Dosis de felicidad que nunca se parecerán a Ella



No tengo demasiadas ganas de tener esta conversación, pero mi amigo necesita desahogarse. No me importa que me diga lo que quiera, que me cuente lo puta que le parece su ex novia y  lo perfecta que es, si quisiera volver con él. Pero no quiero que me haga preguntas. No quiero que pretenda comparar su caso con el mío. No quiero que me haga recordar.
Pero es mi mejor amigo. 

–Y, dime, ¿qué va a pasar ahora? No creo que pueda volver a sentir algo así por nadie. Joder, no creo que pueda ser como tú; salir de una relación y tirarme a todas las tías que me la pongan dura. 

–Es solo sexo –me limito a decir. Los vestuarios masculinos, después de un partido de fútbol, no son el mejor sitio para hablar de estas cosas, pero a él no parece importarle el escenario. 

Me miro en el espejo y me veo algo desmejorado. Diría que la barba está demasiado larga, pero me alegra recordar que es lo que se lleva ahora; puedo descuidar mi aspecto sin llamar la atención. He perdido peso, pero tampoco lo ha notado nadie. 

No sé muy bien lo que mi amigo dice, pero habla de ella; la puta que lo ha dejado por otro, la puta que ama, la puta que hiere. Porque ella es puta, pero él no, a pesar de haberlo sido más que ella. Y él sigue creyendo que tiene razones para odiarla porque lo que hace él “no es lo mismo” que lo parecido que hace ella. No, no es lo mismo, es peor, pero si lo reconoce, se dará cuenta de que la ha perdido. 

–Y tengo ganas de estar con más tías, pero solo en la cama. Tú ya me entiendes… –dice mi amigo. Parece sentirse mal de desear a otras mujeres. Pero lo hace; las desea y las posee–. A ti se te ve bien con tu harén de macizas. 

Por unos instantes, deseo escupirle las verdades de mi soledad, pero no sabría cómo expresar la realidad, ni tengo claro que vaya a servirle de ayuda.

Me gustaría decirle lo feliz que me hace acostarme con una mujer.
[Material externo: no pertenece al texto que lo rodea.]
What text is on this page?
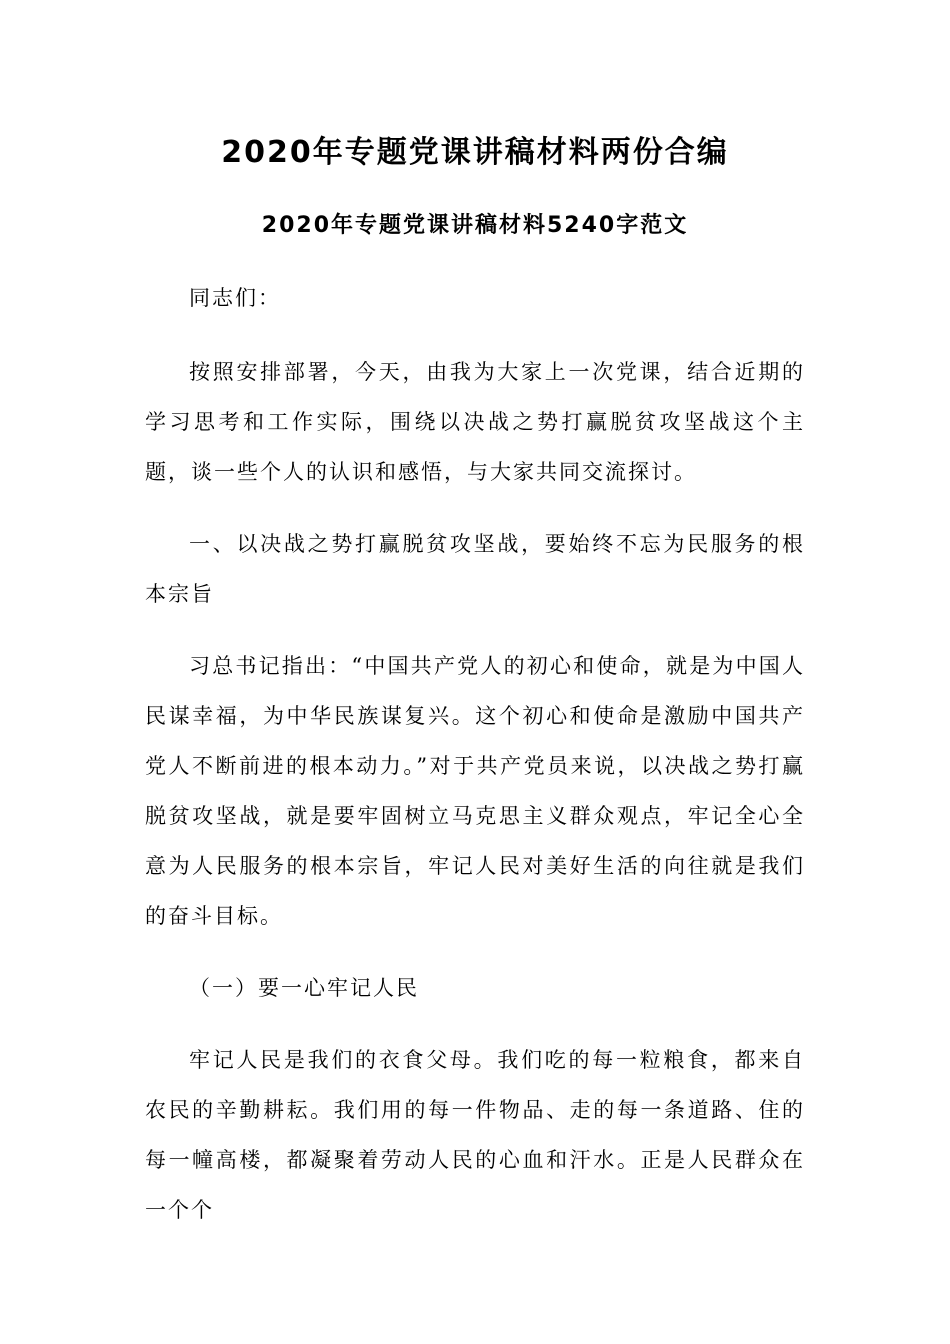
2020年专题党课讲稿材料两份合编
2020年专题党课讲稿材料5240字范文

同志们：

按照安排部署，今天，由我为大家上一次党课，结合近期的学习思考和工作实际，围绕以决战之势打赢脱贫攻坚战这个主题，谈一些个人的认识和感悟，与大家共同交流探讨。

一、以决战之势打赢脱贫攻坚战，要始终不忘为民服务的根本宗旨

习总书记指出：“中国共产党人的初心和使命，就是为中国人民谋幸福，为中华民族谋复兴。这个初心和使命是激励中国共产党人不断前进的根本动力。”对于共产党员来说，以决战之势打赢脱贫攻坚战，就是要牢固树立马克思主义群众观点，牢记全心全意为人民服务的根本宗旨，牢记人民对美好生活的向往就是我们的奋斗目标。

（一）要一心牢记人民

牢记人民是我们的衣食父母。我们吃的每一粒粮食，都来自农民的辛勤耕耘。我们用的每一件物品、走的每一条道路、住的每一幢高楼，都凝聚着劳动人民的心血和汗水。正是人民群众在一个个
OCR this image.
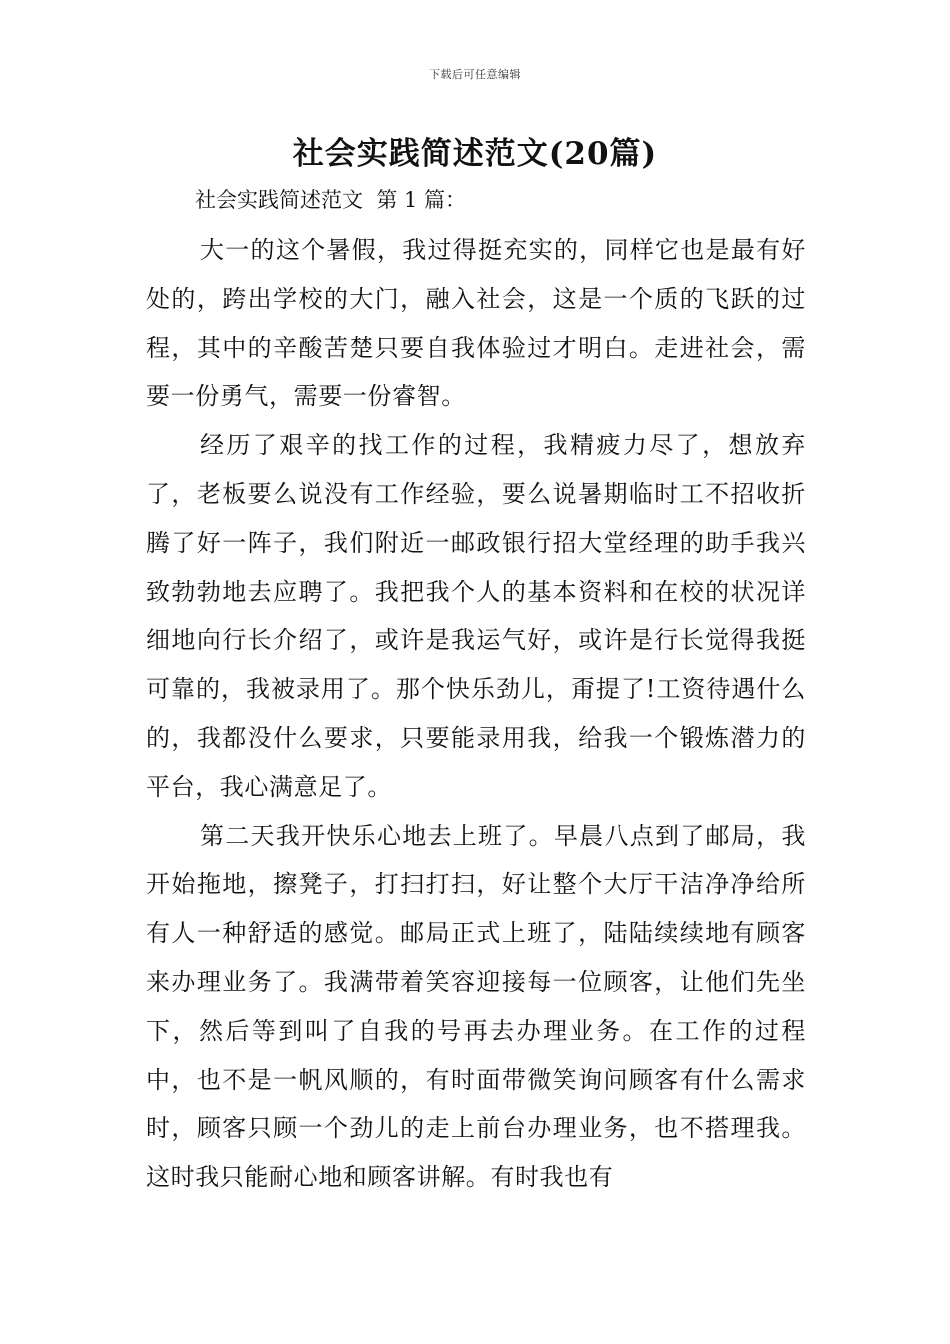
下载后可任意编辑
社会实践简述范文(20篇)
社会实践简述范文  第 1 篇：

大一的这个暑假，我过得挺充实的，同样它也是最有好处的，跨出学校的大门，融入社会，这是一个质的飞跃的过程，其中的辛酸苦楚只要自我体验过才明白。走进社会，需要一份勇气，需要一份睿智。

经历了艰辛的找工作的过程，我精疲力尽了，想放弃了，老板要么说没有工作经验，要么说暑期临时工不招收折腾了好一阵子，我们附近一邮政银行招大堂经理的助手我兴致勃勃地去应聘了。我把我个人的基本资料和在校的状况详细地向行长介绍了，或许是我运气好，或许是行长觉得我挺可靠的，我被录用了。那个快乐劲儿，甭提了!工资待遇什么的，我都没什么要求，只要能录用我，给我一个锻炼潜力的平台，我心满意足了。

第二天我开快乐心地去上班了。早晨八点到了邮局，我开始拖地，擦凳子，打扫打扫，好让整个大厅干洁净净给所有人一种舒适的感觉。邮局正式上班了，陆陆续续地有顾客来办理业务了。我满带着笑容迎接每一位顾客，让他们先坐下，然后等到叫了自我的号再去办理业务。在工作的过程中，也不是一帆风顺的，有时面带微笑询问顾客有什么需求时，顾客只顾一个劲儿的走上前台办理业务，也不搭理我。这时我只能耐心地和顾客讲解。有时我也有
Esa sensación increíble que me aporta felicidad absoluta. En esos instantes, no hay nadie más que mi felicidad y yo. Ellas solo son el medio para llegar al fin. Nos usamos mutuamente, y eso me hace sentir menos egoísta. Solo quiero que cumplan, que me hagan sentir bien durante un tiempo, porque eso es fácil: la felicidad efímera. Así no pueden fallarme, porque no espero más. Solo un rato de felicidad, y eso todo el mundo lo puede proporcionar. 

Entonces todo termina, antes o después, termina. Me acuesto boca arriba y evito mirarlas. Me regocijo en el placer de los segundos después de la felicidad, y entonces, ésta también se termina. Y tengo ganas de llorar. Tengo ganas de llorar porque antes, con ELLA, era feliz todo el rato, las 24 horas del día, a cada momento, en cada respiro. Feliz de una manera distinta, con cosas distintas, pero feliz, al fin y al cabo. Pero ahora no logro mantener esa felicidad, porque ELLA ya no está. Y nunca más a volver. 

Y yo sigo sobreviviendo, a base de pequeñas dosis de felicidad que nunca se parecerán a ELLA.